- Electric vehicle sales have soared in China over the last few years. The country is now planning gasoline-car-free zones.
- Tesla is also building a Gigafactory in China.
According to Reuters, “China is considering testing a ban on gasoline-powered vehicles in some parts of the country and may set a timetable to eventually phase out such vehicles, according to the industry ministry.” China’s electric car sales have soared in recent years. Around 1.3 million NEVs (new energy vehicle) were sold in China last year. NEVs include both plug-in hybrid vehicles and battery electric vehicles. However, China’s electric car sales stalled last month, with NIO (NIO) reporting dismal car delivery numbers. Tesla (TSLA) is also building a Gigafactory in China.
Trump wants to take a step back
China is taking several steps to control pollution and increase electric vehicle adoption. It’s placed restrictions on new internal combustion engine cars in some cities to address the emission problem. The percentage of NEVs in China’s total car sales is higher than in the US.
While China has taken the lead in terms of electric vehicles and lowering emissions, President Trump wants the US to take a step back. The Trump administration has proposed lowering the stringent emission standards set under President Barack Obama. However, automakers are instead looking to the regulations set by California. These regulations are stringent compared to Trump’s proposal.
Trump lashes out at automakers
President Trump has a tumultuous relationship with automakers. He previously lashed out at General Motors (GM) and Ford Motor Company (F) for shifting production to Mexico. Yesterday, in a tweet, Trump called auto executives “foolish” for not heeding to his emission proposal. While Trump sees climate change as a hoax, automakers are increasing their efforts to produce electric vehicles.
Auto companies such as Ford and General Motors weren’t excited about the Section 232 automotive probe. The US Department of Commerce has submitted its Section 232 automotive probe findings to President Trump, but he’s delayed action on the report. Tariffs on automotive imports could particularly hit Japan and Germany. German GDP contracted in the second quarter.
Tesla and China
Last year, China increased the tariffs on US-made cars amid the escalation in the trade war. However, China later rolled the tariff hike back. Tesla had to increase car prices in China due to higher tariffs. It also rolled back the price hike after the additional tariffs were withdrawn.
As China rolls back subsidies for electric vehicles, Tesla might get a more level playing field in the country. NIO attributed fewer July deliveries to the rolling back of subsidies.

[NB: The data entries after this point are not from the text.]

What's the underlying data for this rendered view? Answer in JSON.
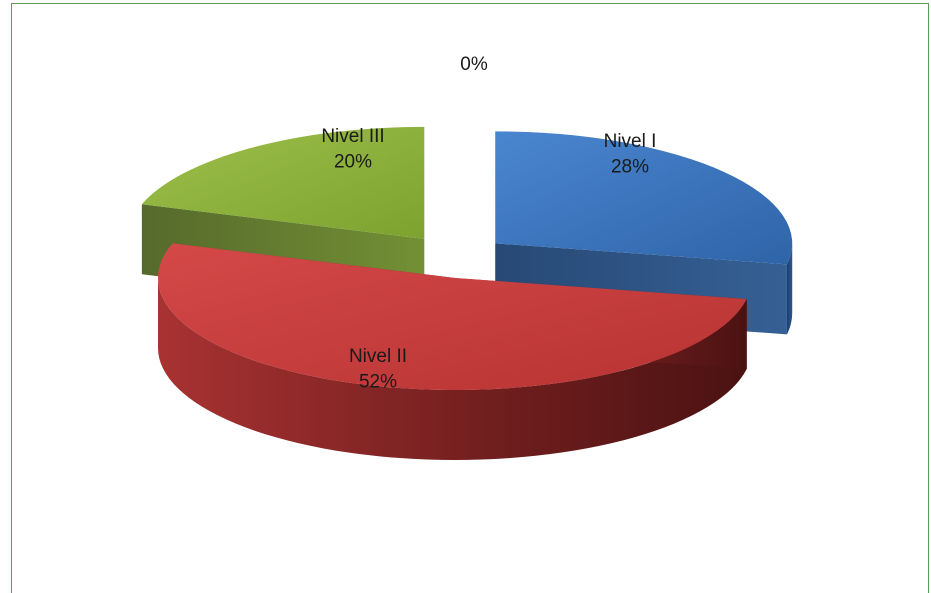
{
  "chart_data": {
    "type": "pie",
    "title": "",
    "categories": [
      "Nivel I",
      "Nivel II",
      "Nivel III",
      ""
    ],
    "values": [
      28,
      52,
      20,
      0
    ],
    "labels": [
      "Nivel I\n28%",
      "Nivel II\n52%",
      "Nivel III\n20%",
      "0%"
    ],
    "colors": [
      "#3b70b8",
      "#c0393a",
      "#8db03a",
      "#7a5aa8"
    ],
    "legend": "none",
    "style": "3d-exploded"
  }
}
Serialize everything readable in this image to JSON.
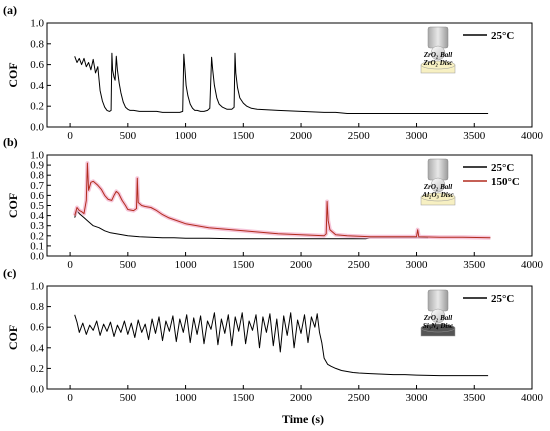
{
  "chart_data": [
    {
      "type": "line",
      "panel_label": "(a)",
      "ylabel": "COF",
      "xlabel": "",
      "xlim": [
        -200,
        4000
      ],
      "ylim": [
        0.0,
        1.0
      ],
      "xticks": [
        "0",
        "500",
        "1000",
        "1500",
        "2000",
        "2500",
        "3000",
        "3500",
        "4000"
      ],
      "yticks": [
        "0.0",
        "0.2",
        "0.4",
        "0.6",
        "0.8",
        "1.0"
      ],
      "legend_position": "top-right",
      "inset": {
        "ball": "ZrO2 Ball",
        "disc": "ZrO2 Disc",
        "disc_color": "#f7f0c2"
      },
      "series": [
        {
          "name": "25°C",
          "color": "#000000",
          "x": [
            40,
            60,
            80,
            100,
            120,
            140,
            160,
            180,
            200,
            220,
            240,
            260,
            280,
            300,
            320,
            340,
            355,
            362,
            368,
            380,
            390,
            400,
            410,
            425,
            440,
            460,
            480,
            500,
            520,
            550,
            600,
            650,
            700,
            750,
            800,
            850,
            900,
            950,
            975,
            985,
            995,
            1005,
            1020,
            1040,
            1060,
            1080,
            1100,
            1130,
            1160,
            1190,
            1210,
            1225,
            1235,
            1250,
            1270,
            1290,
            1320,
            1360,
            1400,
            1420,
            1428,
            1435,
            1450,
            1470,
            1500,
            1530,
            1570,
            1620,
            1700,
            1800,
            1900,
            2000,
            2100,
            2200,
            2300,
            2400,
            2600,
            2800,
            3000,
            3200,
            3400,
            3620
          ],
          "y": [
            0.68,
            0.62,
            0.66,
            0.6,
            0.66,
            0.58,
            0.62,
            0.55,
            0.65,
            0.52,
            0.58,
            0.35,
            0.25,
            0.19,
            0.16,
            0.15,
            0.16,
            0.71,
            0.55,
            0.48,
            0.45,
            0.68,
            0.55,
            0.42,
            0.33,
            0.24,
            0.19,
            0.17,
            0.16,
            0.16,
            0.15,
            0.15,
            0.15,
            0.15,
            0.14,
            0.14,
            0.14,
            0.14,
            0.15,
            0.7,
            0.55,
            0.4,
            0.3,
            0.22,
            0.18,
            0.16,
            0.16,
            0.15,
            0.15,
            0.16,
            0.18,
            0.67,
            0.55,
            0.4,
            0.28,
            0.22,
            0.19,
            0.17,
            0.17,
            0.19,
            0.71,
            0.52,
            0.38,
            0.28,
            0.23,
            0.2,
            0.18,
            0.17,
            0.165,
            0.16,
            0.155,
            0.15,
            0.145,
            0.14,
            0.14,
            0.13,
            0.13,
            0.13,
            0.13,
            0.13,
            0.13,
            0.13
          ]
        }
      ]
    },
    {
      "type": "line",
      "panel_label": "(b)",
      "ylabel": "COF",
      "xlabel": "",
      "xlim": [
        -200,
        4000
      ],
      "ylim": [
        0.0,
        1.0
      ],
      "xticks": [
        "0",
        "500",
        "1000",
        "1500",
        "2000",
        "2500",
        "3000",
        "3500",
        "4000"
      ],
      "yticks": [
        "0.0",
        "0.1",
        "0.2",
        "0.3",
        "0.4",
        "0.5",
        "0.6",
        "0.7",
        "0.8",
        "0.9",
        "1.0"
      ],
      "legend_position": "top-right",
      "inset": {
        "ball": "ZrO2 Ball",
        "disc": "Al2O3 Disc",
        "disc_color": "#f7f0c2"
      },
      "series": [
        {
          "name": "25°C",
          "color": "#000000",
          "x": [
            40,
            60,
            80,
            120,
            160,
            200,
            250,
            300,
            350,
            400,
            450,
            500,
            600,
            700,
            800,
            900,
            1000,
            1200,
            1400,
            1600,
            1800,
            2000,
            2200,
            2400,
            2560,
            2600,
            2800,
            3000,
            3100
          ],
          "y": [
            0.38,
            0.45,
            0.42,
            0.38,
            0.34,
            0.3,
            0.28,
            0.25,
            0.23,
            0.22,
            0.21,
            0.2,
            0.19,
            0.185,
            0.18,
            0.18,
            0.175,
            0.175,
            0.17,
            0.17,
            0.17,
            0.17,
            0.17,
            0.17,
            0.17,
            0.18,
            0.18,
            0.18,
            0.18
          ]
        },
        {
          "name": "150°C",
          "color": "#b22c1e",
          "x": [
            40,
            60,
            80,
            100,
            120,
            140,
            150,
            160,
            180,
            200,
            240,
            270,
            300,
            330,
            360,
            380,
            400,
            420,
            450,
            480,
            500,
            550,
            575,
            582,
            590,
            620,
            650,
            700,
            750,
            800,
            850,
            900,
            1000,
            1100,
            1200,
            1300,
            1400,
            1500,
            1600,
            1700,
            1800,
            1900,
            2000,
            2100,
            2200,
            2218,
            2226,
            2235,
            2250,
            2300,
            2400,
            2500,
            2600,
            2800,
            3000,
            3010,
            3020,
            3200,
            3400,
            3640
          ],
          "y": [
            0.4,
            0.48,
            0.45,
            0.44,
            0.42,
            0.55,
            0.92,
            0.65,
            0.73,
            0.74,
            0.7,
            0.66,
            0.6,
            0.56,
            0.55,
            0.6,
            0.64,
            0.62,
            0.55,
            0.5,
            0.46,
            0.45,
            0.47,
            0.77,
            0.53,
            0.5,
            0.49,
            0.48,
            0.45,
            0.41,
            0.38,
            0.36,
            0.32,
            0.3,
            0.28,
            0.27,
            0.26,
            0.25,
            0.24,
            0.23,
            0.22,
            0.215,
            0.21,
            0.205,
            0.2,
            0.22,
            0.54,
            0.35,
            0.26,
            0.21,
            0.2,
            0.195,
            0.19,
            0.19,
            0.19,
            0.26,
            0.19,
            0.185,
            0.185,
            0.18
          ]
        }
      ]
    },
    {
      "type": "line",
      "panel_label": "(c)",
      "ylabel": "COF",
      "xlabel": "Time (s)",
      "xlim": [
        -200,
        4000
      ],
      "ylim": [
        0.0,
        1.0
      ],
      "xticks": [
        "0",
        "500",
        "1000",
        "1500",
        "2000",
        "2500",
        "3000",
        "3500",
        "4000"
      ],
      "yticks": [
        "0.0",
        "0.2",
        "0.4",
        "0.6",
        "0.8",
        "1.0"
      ],
      "legend_position": "top-right",
      "inset": {
        "ball": "ZrO2 Ball",
        "disc": "Si3N4 Disc",
        "disc_color": "#555555"
      },
      "series": [
        {
          "name": "25°C",
          "color": "#000000",
          "x": [
            40,
            60,
            80,
            110,
            140,
            170,
            200,
            230,
            260,
            290,
            320,
            350,
            380,
            410,
            440,
            470,
            500,
            530,
            560,
            590,
            620,
            650,
            680,
            710,
            740,
            770,
            800,
            830,
            860,
            890,
            920,
            950,
            980,
            1010,
            1040,
            1070,
            1100,
            1130,
            1160,
            1190,
            1220,
            1250,
            1280,
            1310,
            1340,
            1370,
            1400,
            1430,
            1460,
            1490,
            1520,
            1550,
            1580,
            1610,
            1640,
            1670,
            1700,
            1730,
            1760,
            1790,
            1820,
            1850,
            1880,
            1910,
            1940,
            1970,
            2000,
            2030,
            2060,
            2090,
            2120,
            2140,
            2160,
            2180,
            2200,
            2230,
            2260,
            2300,
            2350,
            2400,
            2450,
            2500,
            2600,
            2700,
            2800,
            2900,
            3000,
            3200,
            3400,
            3620
          ],
          "y": [
            0.72,
            0.65,
            0.55,
            0.64,
            0.53,
            0.62,
            0.57,
            0.66,
            0.52,
            0.63,
            0.56,
            0.65,
            0.51,
            0.62,
            0.55,
            0.66,
            0.53,
            0.64,
            0.5,
            0.67,
            0.55,
            0.63,
            0.48,
            0.68,
            0.54,
            0.7,
            0.47,
            0.66,
            0.56,
            0.71,
            0.46,
            0.68,
            0.55,
            0.72,
            0.45,
            0.69,
            0.53,
            0.71,
            0.44,
            0.66,
            0.58,
            0.74,
            0.43,
            0.68,
            0.54,
            0.72,
            0.42,
            0.7,
            0.56,
            0.74,
            0.44,
            0.66,
            0.57,
            0.72,
            0.4,
            0.7,
            0.55,
            0.73,
            0.42,
            0.68,
            0.36,
            0.71,
            0.52,
            0.74,
            0.4,
            0.67,
            0.54,
            0.72,
            0.45,
            0.7,
            0.6,
            0.73,
            0.55,
            0.45,
            0.3,
            0.24,
            0.22,
            0.2,
            0.18,
            0.17,
            0.16,
            0.155,
            0.15,
            0.145,
            0.14,
            0.14,
            0.135,
            0.13,
            0.13,
            0.13
          ]
        }
      ]
    }
  ]
}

Electric vehicles and Made in China 2025
China sees electric vehicles as a key strategic industry. Under its Made in China 2025 program, the country is promoting new-age manufacturing, which includes electric vehicles and robotics. However, Made in China 2025 is a bone of contention between the US and China. The US has faulted China for massive state subsidies that interfere with the free market.
Electric vehicles: US versus China
China has taken a step forward by proposing gasoline-car-free areas. In contrast, we could view Trump’s proposal to ease emission standards as a step backward. Tesla’s CEO, Elon Musk, quit Trump’s economic advisory council after Trump pulled out of the Paris climate deal. Tesla and NIO are trading with double-digit YTD (year-to-date) losses. General Motors and Ford are up 13.3% and 23.9%, respectively, YTD.